Recently Google announced a partnership with Databricks to bring their fully-managed Apache Spark offering and data lake capabilities to Google Cloud. The offering will become available as Databricks on Google Cloud.
Databricks on Google Cloud will be tightly integrated with Google Cloud’s infrastructure and analytics capabilities. By integrating Databricks with Google Kubernetes Engine (GKE), customers will get a fully container-based Databricks runtime in the cloud. Furthermore, Databricks has an optimized connector with Google BigQuery that allows easy access to data in BigQuery directly via its Storage API for high-performance queries.
The integration of Databricks with Looker and support for SQL Analytics, along with an open API environment on Google Cloud, will give customers the ability to directly query the data lake, providing an entirely new visualization experience. And lastly, customers can deploy Databricks through the Google Marketplace with unified billing and one-click setup inside the Google Cloud console as soon as it becomes available.
According to the Google blog post by Kevin Ichhpurani, corporate vice president, Global Ecosystem at Google Cloud, customers can benefit from less overhead using the managed services in Google Cloud AI Platform when deploying models built on Databricks. Furthermore, they can pair Databricks with Google Cloud services to make the most of their data management and analytics investments. And finally, they save on infrastructure by having Databricks, Google Cloud, and additional analytics applications work side by side on one shared infrastructure.
Google follows Microsoft and AWS in offering Databricks on their Cloud platform. Microsoft released Azure Databricks back in 2018 which is available in 30 regions, including the recent addition of Azure China. Furthermore, Azure Databricks is a first-party Microsoft Azure service that is sold and supported directly by Microsoft. Simultaneously, AWS also offers Databricks with Databricks on AWS available in various regions and has another managed Spark offering called EMR. By partnering with Google, Databricks is now the only unified data platform available on the three significant cloud providers.
In a Google press release Thomas Kurian, CEO at Google Cloud, said:
We’re delighted to deliver Databricks’ lakehouse for AI and ML-driven analytics on Google Cloud. By combining Databricks’ capabilities in data engineering and analytics with Google Cloud’s global, secure network—and our expertise in analytics and delivering containerized applications—we can help companies transform their businesses through the power of data.

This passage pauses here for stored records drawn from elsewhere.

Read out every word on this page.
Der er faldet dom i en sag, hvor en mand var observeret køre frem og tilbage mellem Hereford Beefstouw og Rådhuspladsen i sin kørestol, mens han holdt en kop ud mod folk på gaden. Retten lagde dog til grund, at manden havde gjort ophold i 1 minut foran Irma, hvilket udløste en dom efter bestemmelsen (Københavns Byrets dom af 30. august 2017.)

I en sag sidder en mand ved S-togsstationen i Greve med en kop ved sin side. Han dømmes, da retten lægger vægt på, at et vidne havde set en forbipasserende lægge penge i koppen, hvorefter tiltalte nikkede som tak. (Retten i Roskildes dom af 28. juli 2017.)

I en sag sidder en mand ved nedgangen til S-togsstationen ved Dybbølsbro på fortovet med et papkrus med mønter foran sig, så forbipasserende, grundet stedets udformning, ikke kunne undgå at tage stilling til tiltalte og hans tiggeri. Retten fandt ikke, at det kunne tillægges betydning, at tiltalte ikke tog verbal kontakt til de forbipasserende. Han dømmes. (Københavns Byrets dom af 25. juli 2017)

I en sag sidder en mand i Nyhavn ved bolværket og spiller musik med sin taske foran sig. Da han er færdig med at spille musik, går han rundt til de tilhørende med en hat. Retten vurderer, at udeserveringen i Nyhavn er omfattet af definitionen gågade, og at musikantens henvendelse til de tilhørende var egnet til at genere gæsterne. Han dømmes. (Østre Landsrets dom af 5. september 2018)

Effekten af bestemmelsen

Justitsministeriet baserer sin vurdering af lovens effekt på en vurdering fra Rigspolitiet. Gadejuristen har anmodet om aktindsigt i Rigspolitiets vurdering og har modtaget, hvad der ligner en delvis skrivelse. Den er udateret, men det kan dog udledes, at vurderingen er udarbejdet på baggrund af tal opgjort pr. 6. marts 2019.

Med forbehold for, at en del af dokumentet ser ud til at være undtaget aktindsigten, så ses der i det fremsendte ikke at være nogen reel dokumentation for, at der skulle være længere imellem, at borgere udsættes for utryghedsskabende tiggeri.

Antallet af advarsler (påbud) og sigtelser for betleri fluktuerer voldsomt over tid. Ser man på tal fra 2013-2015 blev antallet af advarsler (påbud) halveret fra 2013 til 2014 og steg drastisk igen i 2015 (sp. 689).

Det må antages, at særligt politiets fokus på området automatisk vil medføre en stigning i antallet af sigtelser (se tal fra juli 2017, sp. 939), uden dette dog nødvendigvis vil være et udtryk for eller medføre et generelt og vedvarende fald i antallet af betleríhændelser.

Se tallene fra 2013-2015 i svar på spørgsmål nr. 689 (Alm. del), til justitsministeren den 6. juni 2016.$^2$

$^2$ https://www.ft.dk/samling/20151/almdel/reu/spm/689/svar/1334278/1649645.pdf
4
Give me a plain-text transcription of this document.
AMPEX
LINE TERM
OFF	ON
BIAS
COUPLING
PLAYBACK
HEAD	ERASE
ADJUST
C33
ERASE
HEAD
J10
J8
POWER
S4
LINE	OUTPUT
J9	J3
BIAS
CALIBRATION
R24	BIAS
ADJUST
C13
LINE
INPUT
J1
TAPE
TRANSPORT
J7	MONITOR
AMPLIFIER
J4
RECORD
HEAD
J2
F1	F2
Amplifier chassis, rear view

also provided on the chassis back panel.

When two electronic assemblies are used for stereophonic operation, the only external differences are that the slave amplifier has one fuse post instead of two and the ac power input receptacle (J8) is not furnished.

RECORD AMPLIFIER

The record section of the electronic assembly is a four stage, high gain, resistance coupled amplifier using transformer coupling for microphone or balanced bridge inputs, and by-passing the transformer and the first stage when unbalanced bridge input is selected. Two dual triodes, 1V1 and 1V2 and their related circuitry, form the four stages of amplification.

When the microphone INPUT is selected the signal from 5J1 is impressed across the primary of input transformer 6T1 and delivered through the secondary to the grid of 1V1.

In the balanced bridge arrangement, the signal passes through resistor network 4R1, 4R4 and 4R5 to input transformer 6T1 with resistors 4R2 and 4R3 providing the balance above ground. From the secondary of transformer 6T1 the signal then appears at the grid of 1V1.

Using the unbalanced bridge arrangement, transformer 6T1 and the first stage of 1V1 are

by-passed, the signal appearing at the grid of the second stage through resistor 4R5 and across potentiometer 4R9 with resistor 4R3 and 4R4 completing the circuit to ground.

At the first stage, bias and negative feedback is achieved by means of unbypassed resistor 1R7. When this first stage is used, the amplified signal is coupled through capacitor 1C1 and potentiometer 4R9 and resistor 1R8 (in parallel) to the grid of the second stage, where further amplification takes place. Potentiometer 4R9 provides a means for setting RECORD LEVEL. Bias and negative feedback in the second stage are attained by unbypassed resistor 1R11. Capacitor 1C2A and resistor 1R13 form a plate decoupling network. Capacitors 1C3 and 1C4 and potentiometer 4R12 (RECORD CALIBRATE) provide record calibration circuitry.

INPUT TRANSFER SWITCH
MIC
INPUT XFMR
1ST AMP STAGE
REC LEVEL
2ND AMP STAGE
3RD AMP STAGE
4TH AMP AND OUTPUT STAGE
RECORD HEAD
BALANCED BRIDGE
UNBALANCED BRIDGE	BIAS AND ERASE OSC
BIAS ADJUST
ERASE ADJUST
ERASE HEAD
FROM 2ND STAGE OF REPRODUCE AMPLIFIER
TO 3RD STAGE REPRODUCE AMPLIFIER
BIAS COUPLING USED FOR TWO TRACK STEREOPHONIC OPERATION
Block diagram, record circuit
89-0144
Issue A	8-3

In addition, Ali Ghodsi, CEO and co-founder of Databricks, said in the same press release:
This is a pivotal milestone that underscores our commitment to enable customer flexibility and choice with a seamless experience across cloud platforms. We are thrilled to partner with Google Cloud and deliver on our shared vision of a simplified, open, and unified data platform that supports all analytics and AI use-cases that will empower our customers to innovate even faster.
Currently, customers can sign up for the public preview of Databricks on Google in March.